This 1970 Plymouth ‘Cuda came to us needing some rust repair around the windshield set channel. We painted a majority of the car and reinstalled the 440 bill boards. Whether it’s 20 cars or just one car. Please don’t think that we would not be interested in working with you because your project might not be a full restoration. The care and upkeep of these classics is just as important to us and your vehicle will receive the same care and attention.
For 1970 and 1971, the Barracuda and Barracuda Gran Coupe had two six-cylinder engines available — a new 198 cu in (3.2 L) version of the slant-6, and the 225 — as well as three different V8s: the 318ci, the 383ci with two-barrel carburetor and single exhaust, and the 383ci with four-barrel carburetor and dual exhaust 330 hp (250 kW) SAE gross. The Cuda had the 383ci 335 hp (250 kW) SAE gross (same as Dodge’s 383 Magnum) as the standard engine. It also had the 440ci four-barrel Super Commando, the 440ci six-barrel Super Commando Six Pak, and the 426ci Hemi. The 440- and Hemi-equipped cars received upgraded suspension components and structural reinforcements to help transfer the power to the road.

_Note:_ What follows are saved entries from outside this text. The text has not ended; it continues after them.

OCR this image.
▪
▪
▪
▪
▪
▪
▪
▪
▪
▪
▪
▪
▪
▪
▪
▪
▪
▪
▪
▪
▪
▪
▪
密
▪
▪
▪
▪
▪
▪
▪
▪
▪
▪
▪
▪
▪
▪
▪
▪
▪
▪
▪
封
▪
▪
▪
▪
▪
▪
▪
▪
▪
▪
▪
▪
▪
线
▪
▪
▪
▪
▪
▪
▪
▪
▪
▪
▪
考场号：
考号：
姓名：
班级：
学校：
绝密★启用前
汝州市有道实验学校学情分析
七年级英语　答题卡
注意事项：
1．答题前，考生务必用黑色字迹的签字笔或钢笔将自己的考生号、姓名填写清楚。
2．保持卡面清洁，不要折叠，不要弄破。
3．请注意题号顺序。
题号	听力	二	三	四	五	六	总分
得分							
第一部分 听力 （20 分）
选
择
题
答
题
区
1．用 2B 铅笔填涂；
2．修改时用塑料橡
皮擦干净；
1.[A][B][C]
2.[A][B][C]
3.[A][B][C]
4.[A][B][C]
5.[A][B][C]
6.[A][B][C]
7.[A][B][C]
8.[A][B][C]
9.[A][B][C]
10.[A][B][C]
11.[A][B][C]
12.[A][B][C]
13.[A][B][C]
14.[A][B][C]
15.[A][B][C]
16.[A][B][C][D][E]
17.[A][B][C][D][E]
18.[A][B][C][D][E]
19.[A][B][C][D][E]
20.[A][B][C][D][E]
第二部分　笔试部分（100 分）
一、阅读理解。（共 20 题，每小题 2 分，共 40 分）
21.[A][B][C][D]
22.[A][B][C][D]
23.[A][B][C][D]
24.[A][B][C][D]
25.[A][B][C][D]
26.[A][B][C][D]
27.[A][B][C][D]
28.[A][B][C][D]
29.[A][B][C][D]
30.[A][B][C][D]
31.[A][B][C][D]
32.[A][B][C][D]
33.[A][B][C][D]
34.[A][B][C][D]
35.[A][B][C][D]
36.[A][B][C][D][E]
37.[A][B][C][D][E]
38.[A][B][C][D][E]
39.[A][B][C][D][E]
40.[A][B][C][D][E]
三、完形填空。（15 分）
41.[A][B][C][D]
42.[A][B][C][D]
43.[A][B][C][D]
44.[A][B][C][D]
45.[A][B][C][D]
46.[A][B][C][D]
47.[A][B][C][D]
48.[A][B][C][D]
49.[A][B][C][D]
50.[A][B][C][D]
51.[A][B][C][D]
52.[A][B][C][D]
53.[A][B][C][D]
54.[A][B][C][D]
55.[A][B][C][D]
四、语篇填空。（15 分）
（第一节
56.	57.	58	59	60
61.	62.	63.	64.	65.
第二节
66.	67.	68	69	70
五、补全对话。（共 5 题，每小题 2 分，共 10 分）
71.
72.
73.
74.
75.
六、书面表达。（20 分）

In 1970 the big-block power options offered to the customer were:
- approximately 335 hp (250 kW) SAE net in the high performance 383-4V,
- approximately 375 hp (280 kW) SAE net in the 440-4V,
- approximately 390 hp (290 kW) SAE net in the 440-6V, and
- approximately 425 hp (317 kW) SAE net in the 426-8V.
Other Barracuda options included decal sets, hood modifications, and some unusual “high impact” colors such as “Lime Light”, “Bahama Yellow”, “Tor Red”, “Lemon Twist”, “Curious Yellow”, “Vitamin C”, “In-Violet”, “Sassy Grass” and “Moulin Rouge”.
Swede Savage and Dan Gurney raced identical factory-sponsored AAR (All American Racers) ‘Cudas in the 1970 Trans-Am Series. The cars qualified for three pole positions but did not win any Trans-Am races; the highest finish was second at Road America. A street version of the AAR ‘Cuda was produced, powered by the 340 cu in (5.6 L) “Six Pack” (three two-barrel carburetors) engine. Four 1970 Hemi ‘Cudas were also successfully raced by Chrysler France, from 1970 until 1973. The works team director Henrí Chemin piloted the first car, and then sold it on to friend and privateer J. F. Mas who went on to race it for another two years. This Hemi ‘Cuda won four French Group 1 class championships, three on track and one in hill-climbing.